Protest at Canal & River Trust offices 10th May!

The Boats are Homes petition has been handed in to Prime Minister David Cameron and  while we wait for the Government’s response, the NBTA invites people to join a protest at Canal & River Trust offices in Leeds and its Milton Keynes HQ at 12.00 noon on Tuesday 10th May 2016.

Please come to Station House, 500 Elder Gate, MIlton Keynes MK9 1BB or Fearns Wharf, Neptune Street, Leeds LS9 8PB to call for No evictions of Boat Dwellers! Full 12-month boat licences for all! Let boat children go to school!

Please bring banners, placards, megaphones, musical instruments, good singing voices and copies to share of any song lyrics or sea shanties that suit the occasion. This will be a static, peaceful protest with moderate noise levels. The protest will end at approximately 3pm.

For more information please contact secretariat@bargee-traveller.org.uk or 0118 321 4128. Here is a leaflet and poster to print and distribute:

Protest at CRT offices flyer 05-2016

Protest at CRT offices flyer 05-2016v3

Protest at CRT offices flyer 05-2016v3

Canal & River Trust (CRT) is a charitable trust established in 2012 in order to carry out the functions of BW which were transferred to it under the Public Bodies Act. However, its charitable status has not stopped CRT intensifying its efforts to evict boat dwellers without permanent moorings. CRT has introduced punitive new ‘rules’ and additional licence terms and conditions that dictate the distance and the pattern that boaters without permanent moorings must travel to avoid the loss of their homes. CRT has also reduced the amount of 14-day mooring space in favour of property developments and short-term ‘visitor moorings’ for holiday boaters. These new rules are not supported by the British Waterways Act 1995, yet CRT is using them to issue eviction notices; seize and remove the homes of many affected.
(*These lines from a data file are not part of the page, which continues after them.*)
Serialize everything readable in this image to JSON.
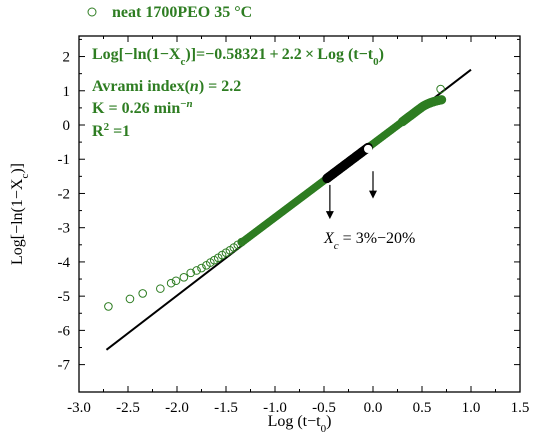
{
  "chart_data": {
    "type": "scatter",
    "legend": {
      "label": "neat 1700PEO  35 °C",
      "placement": "top-left, above plot"
    },
    "xlabel": "Log (t−t0)",
    "ylabel": "Log[−ln(1−Xc)]",
    "xlim": [
      -3.0,
      1.5
    ],
    "ylim": [
      -7.8,
      2.6
    ],
    "xticks": [
      -3.0,
      -2.5,
      -2.0,
      -1.5,
      -1.0,
      -0.5,
      0.0,
      0.5,
      1.0,
      1.5
    ],
    "yticks": [
      -7,
      -6,
      -5,
      -4,
      -3,
      -2,
      -1,
      0,
      1,
      2
    ],
    "xtick_labels": [
      "-3.0",
      "-2.5",
      "-2.0",
      "-1.5",
      "-1.0",
      "-0.5",
      "0.0",
      "0.5",
      "1.0",
      "1.5"
    ],
    "ytick_labels": [
      "-7",
      "-6",
      "-5",
      "-4",
      "-3",
      "-2",
      "-1",
      "0",
      "1",
      "2"
    ],
    "grid": false,
    "colors": {
      "data": "#2e7d22",
      "fit": "#000000",
      "annotation": "#2e7d22"
    },
    "fit_line": {
      "intercept": -0.58321,
      "slope": 2.2,
      "x_range": [
        -2.72,
        1.0
      ]
    },
    "series": [
      {
        "marker": "open-circle",
        "sparse_points": [
          [
            -2.7,
            -5.3
          ],
          [
            -2.48,
            -5.08
          ],
          [
            -2.35,
            -4.92
          ],
          [
            -2.17,
            -4.78
          ],
          [
            -2.06,
            -4.62
          ],
          [
            -2.01,
            -4.55
          ],
          [
            -1.93,
            -4.45
          ],
          [
            -1.86,
            -4.32
          ],
          [
            -1.8,
            -4.25
          ],
          [
            -1.75,
            -4.18
          ],
          [
            -1.7,
            -4.1
          ],
          [
            -1.66,
            -4.02
          ],
          [
            -1.62,
            -3.95
          ],
          [
            -1.58,
            -3.88
          ],
          [
            -1.54,
            -3.8
          ],
          [
            -1.5,
            -3.73
          ],
          [
            -1.46,
            -3.66
          ],
          [
            -1.42,
            -3.58
          ],
          [
            -1.38,
            -3.5
          ],
          [
            -1.34,
            -3.42
          ]
        ],
        "dense_band": {
          "x_range": [
            -1.34,
            0.7
          ],
          "y_range": [
            -3.42,
            1.05
          ],
          "note": "overlapping open-circle markers forming a solid green band"
        },
        "highlight": {
          "label": "Xc = 3%−20%",
          "x_range": [
            -0.47,
            -0.05
          ],
          "color": "#000000"
        },
        "special_points": [
          {
            "x": -0.05,
            "y": -0.7,
            "style": "white-filled"
          },
          {
            "x": 0.69,
            "y": 1.05,
            "style": "open-circle"
          }
        ]
      }
    ],
    "annotations": {
      "equation": "Log[−ln(1−Xc)]=−0.58321+2.2×Log (t−t0)",
      "avrami": "Avrami index(n)  = 2.2",
      "k": "K = 0.26 min",
      "k_sup": "−n",
      "r2": "R",
      "r2_sup": "2",
      "r2_rest": " =1",
      "xc_label": "Xc = 3%−20%",
      "xc_x": "X",
      "xc_sub": "c",
      "xc_rest": " = 3%−20%"
    },
    "arrows": [
      {
        "from": [
          -0.44,
          -1.75
        ],
        "to": [
          -0.44,
          -2.75
        ]
      },
      {
        "from": [
          0.0,
          -1.35
        ],
        "to": [
          0.0,
          -2.15
        ]
      }
    ]
  }
}
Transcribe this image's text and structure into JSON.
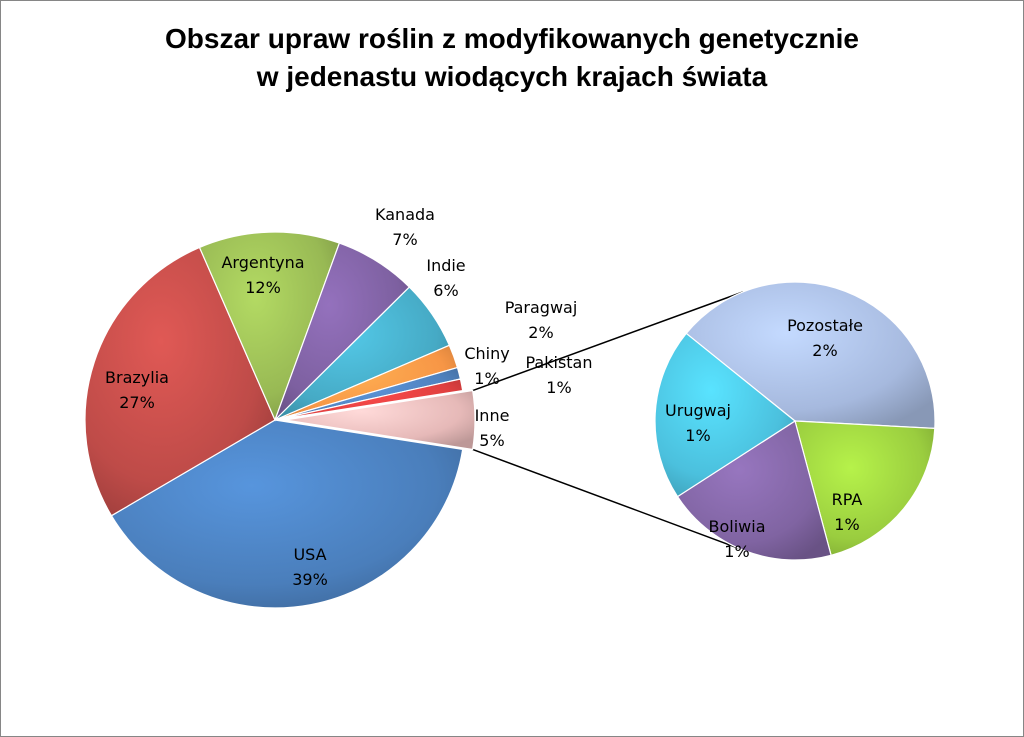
{
  "chart_data": {
    "type": "pie",
    "title_lines": [
      "Obszar upraw roślin z modyfikowanych genetycznie",
      "w jedenastu wiodących krajach świata"
    ],
    "main_pie": {
      "slices": [
        {
          "name": "USA",
          "label": "39%",
          "value": 39,
          "color": "#4a7ebb"
        },
        {
          "name": "Brazylia",
          "label": "27%",
          "value": 27,
          "color": "#be4b48"
        },
        {
          "name": "Argentyna",
          "label": "12%",
          "value": 12,
          "color": "#98b954"
        },
        {
          "name": "Kanada",
          "label": "7%",
          "value": 7,
          "color": "#7d60a0"
        },
        {
          "name": "Indie",
          "label": "6%",
          "value": 6,
          "color": "#46aac5"
        },
        {
          "name": "Paragwaj",
          "label": "2%",
          "value": 2,
          "color": "#f79646"
        },
        {
          "name": "Chiny",
          "label": "1%",
          "value": 1,
          "color": "#4f81bd"
        },
        {
          "name": "Pakistan",
          "label": "1%",
          "value": 1,
          "color": "#e04040"
        },
        {
          "name": "Inne",
          "label": "5%",
          "value": 5,
          "color": "#e6b9b8"
        }
      ]
    },
    "secondary_pie": {
      "of": "Inne",
      "slices": [
        {
          "name": "Pozostałe",
          "label": "2%",
          "value": 2,
          "color": "#a6b9de"
        },
        {
          "name": "RPA",
          "label": "1%",
          "value": 1,
          "color": "#9acd3f"
        },
        {
          "name": "Boliwia",
          "label": "1%",
          "value": 1,
          "color": "#8064a2"
        },
        {
          "name": "Urugwaj",
          "label": "1%",
          "value": 1,
          "color": "#4bc0dd"
        }
      ]
    }
  }
}
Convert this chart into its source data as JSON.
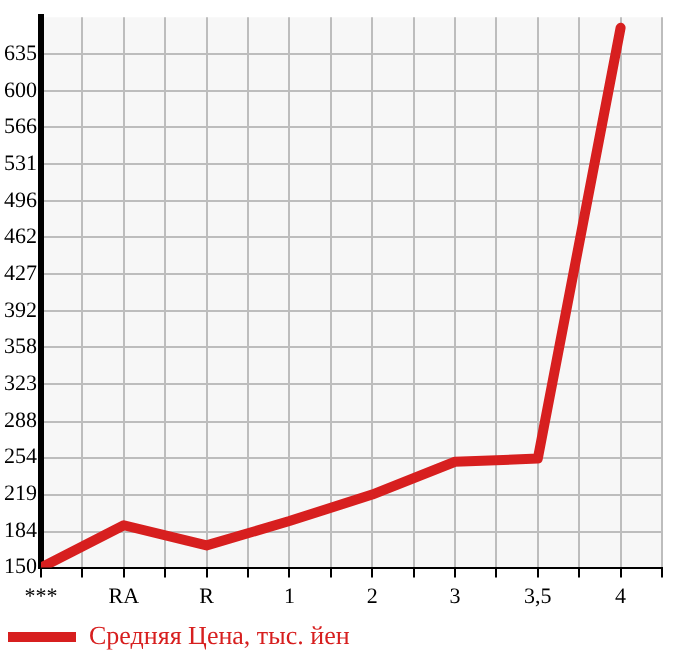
{
  "chart_data": {
    "type": "line",
    "categories": [
      "***",
      "RA",
      "R",
      "1",
      "2",
      "3",
      "3,5",
      "4"
    ],
    "series": [
      {
        "name": "Средняя Цена, тыс. йен",
        "color": "#d71f1f",
        "values": [
          150,
          190,
          171,
          194,
          219,
          250,
          253,
          660
        ]
      }
    ],
    "ylim": [
      150,
      670
    ],
    "yticks": [
      150,
      184,
      219,
      254,
      288,
      323,
      358,
      392,
      427,
      462,
      496,
      531,
      566,
      600,
      635
    ],
    "grid": true,
    "legend": "bottom left",
    "marker": "none",
    "line_style": "solid"
  }
}
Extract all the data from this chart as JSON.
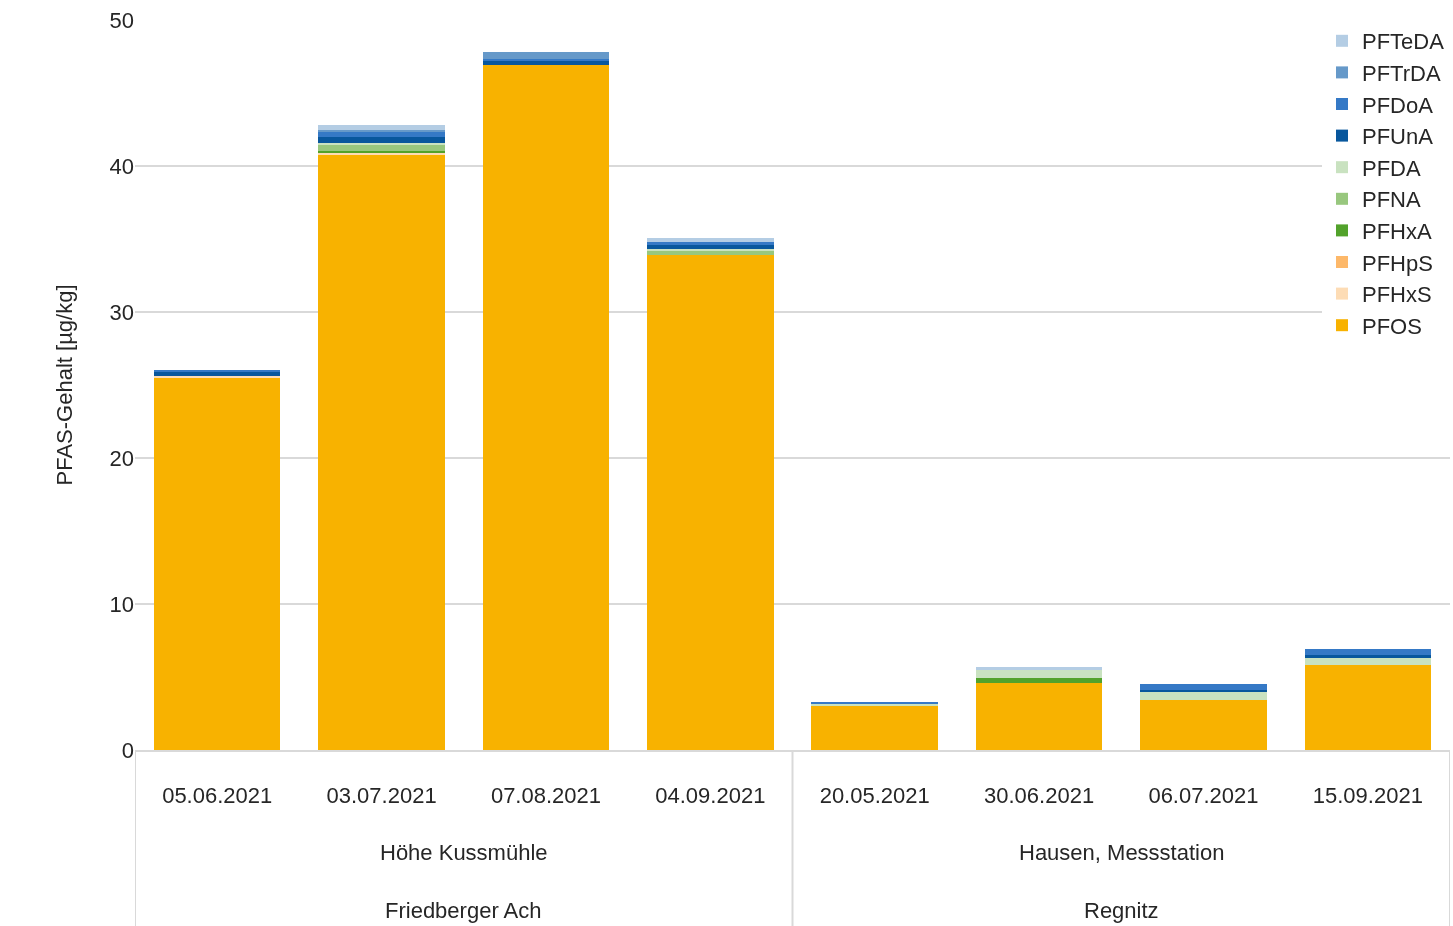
{
  "chart_data": {
    "type": "bar",
    "stacked": true,
    "ylabel": "PFAS-Gehalt [µg/kg]",
    "categories": [
      "05.06.2021",
      "03.07.2021",
      "07.08.2021",
      "04.09.2021",
      "20.05.2021",
      "30.06.2021",
      "06.07.2021",
      "15.09.2021"
    ],
    "annotations": [
      "Höhe Kussmühle",
      "Friedberger Ach",
      "Hausen, Messstation",
      "Regnitz"
    ],
    "series": [
      {
        "name": "PFOS",
        "color": "#f8b200",
        "values": [
          25.5,
          40.8,
          46.9,
          33.9,
          3.0,
          4.6,
          3.4,
          5.8
        ]
      },
      {
        "name": "PFHxS",
        "color": "#fddcb5",
        "values": [
          0.1,
          0.1,
          0,
          0,
          0,
          0,
          0,
          0
        ]
      },
      {
        "name": "PFHpS",
        "color": "#fdb869",
        "values": [
          0,
          0,
          0,
          0,
          0,
          0,
          0,
          0
        ]
      },
      {
        "name": "PFHxA",
        "color": "#52a22b",
        "values": [
          0,
          0.1,
          0,
          0,
          0,
          0.3,
          0,
          0
        ]
      },
      {
        "name": "PFNA",
        "color": "#98c77e",
        "values": [
          0,
          0.5,
          0,
          0.3,
          0,
          0,
          0,
          0
        ]
      },
      {
        "name": "PFDA",
        "color": "#c9e2c0",
        "values": [
          0,
          0.1,
          0,
          0.1,
          0.2,
          0.6,
          0.6,
          0.5
        ]
      },
      {
        "name": "PFUnA",
        "color": "#08579d",
        "values": [
          0.3,
          0.4,
          0.3,
          0.3,
          0,
          0,
          0.1,
          0.2
        ]
      },
      {
        "name": "PFDoA",
        "color": "#3579c6",
        "values": [
          0.1,
          0.3,
          0.1,
          0.2,
          0.1,
          0,
          0.4,
          0.4
        ]
      },
      {
        "name": "PFTrDA",
        "color": "#6699c9",
        "values": [
          0,
          0.2,
          0.5,
          0,
          0,
          0,
          0,
          0
        ]
      },
      {
        "name": "PFTeDA",
        "color": "#b4cde4",
        "values": [
          0,
          0.3,
          0,
          0.3,
          0,
          0.2,
          0,
          0
        ]
      }
    ],
    "ylim": [
      0,
      50
    ],
    "yticks": [
      0,
      10,
      20,
      30,
      40,
      50
    ],
    "grid": "y",
    "legend": "top right"
  }
}
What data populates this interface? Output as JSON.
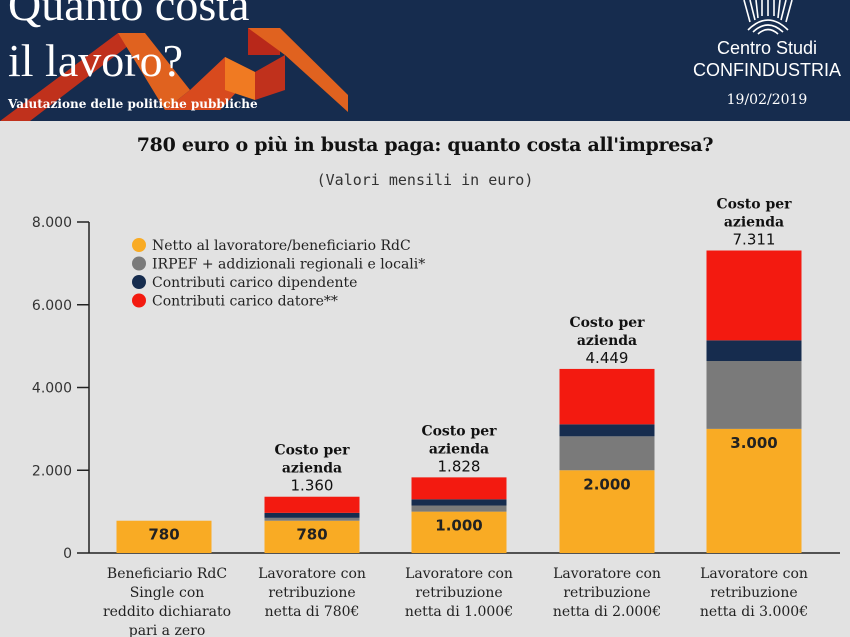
{
  "header": {
    "title_line1": "Quanto costa",
    "title_line2": "il lavoro?",
    "subtitle": "Valutazione delle politiche pubbliche",
    "org_line1": "Centro Studi",
    "org_line2": "CONFINDUSTRIA",
    "date": "19/02/2019",
    "logo_icon": "confindustria-logo-icon"
  },
  "colors": {
    "header_bg": "#162c4e",
    "netto": "#f9ab24",
    "irpef": "#7a7a7a",
    "contrib_dip": "#162c4e",
    "contrib_dat": "#f31a10",
    "background": "#e2e2e2"
  },
  "chart_data": {
    "type": "bar",
    "stacked": true,
    "title": "780 euro o più in busta paga: quanto costa all'impresa?",
    "subtitle": "(Valori mensili in euro)",
    "xlabel": "",
    "ylabel": "",
    "ylim": [
      0,
      8000
    ],
    "yticks": [
      0,
      2000,
      4000,
      6000,
      8000
    ],
    "ytick_labels": [
      "0",
      "2.000",
      "4.000",
      "6.000",
      "8.000"
    ],
    "grid": false,
    "legend_position": "top-left",
    "categories": [
      [
        "Beneficiario RdC",
        "Single con",
        "reddito dichiarato",
        "pari a zero"
      ],
      [
        "Lavoratore con",
        "retribuzione",
        "netta di 780€"
      ],
      [
        "Lavoratore con",
        "retribuzione",
        "netta di 1.000€"
      ],
      [
        "Lavoratore con",
        "retribuzione",
        "netta di 2.000€"
      ],
      [
        "Lavoratore con",
        "retribuzione",
        "netta di 3.000€"
      ]
    ],
    "series": [
      {
        "name": "Netto al lavoratore/beneficiario RdC",
        "color_key": "netto",
        "values": [
          780,
          780,
          1000,
          2000,
          3000
        ],
        "labels": [
          "780",
          "780",
          "1.000",
          "2.000",
          "3.000"
        ]
      },
      {
        "name": "IRPEF + addizionali regionali e locali*",
        "color_key": "irpef",
        "values": [
          0,
          70,
          148,
          820,
          1640
        ]
      },
      {
        "name": "Contributi carico dipendente",
        "color_key": "contrib_dip",
        "values": [
          0,
          120,
          150,
          290,
          500
        ]
      },
      {
        "name": "Contributi carico datore**",
        "color_key": "contrib_dat",
        "values": [
          0,
          390,
          530,
          1339,
          2171
        ]
      }
    ],
    "totals": [
      null,
      1360,
      1828,
      4449,
      7311
    ],
    "total_labels": [
      null,
      "1.360",
      "1.828",
      "4.449",
      "7.311"
    ],
    "total_caption": [
      "Costo per",
      "azienda"
    ]
  }
}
CRT has stated that it is very unlikely to consider that a boater who travels within a range of less than 20 miles is complying with these ‘rules’. In addition boaters who have not travelled in a linear fashion but have turned round, for example to access services, have been threatened with eviction. The NBTA is aware of cases where boaters have travelled much more than 20 miles but have still been served with eviction notices based on these new ‘rules’.

This puts added and unnecessary strain on boat dwellers, especially those with children, making it increasingly difficult for them to send their children to school or get to work, especially if like many workers in essential services they work shifts and/or have no access to public transport and don’t drive a car. CRT is making people homeless, disrupting children’s education and destroying communities. In the year to November 2015 CRT spent almost half a million (£434,000) on legal fees evicting boat dwellers.

At present more than 800 boat dweller households without home moorings on CRT waterways are threatened with eviction and the seizure and destruction of their homes after their boat licences were restricted to 3 or 6 months or not renewed at all. Around 100 have already been forced out of their homes, off the waterways or have been pressurised into taking a mooring, in most cases one that they cannot lawfully live on.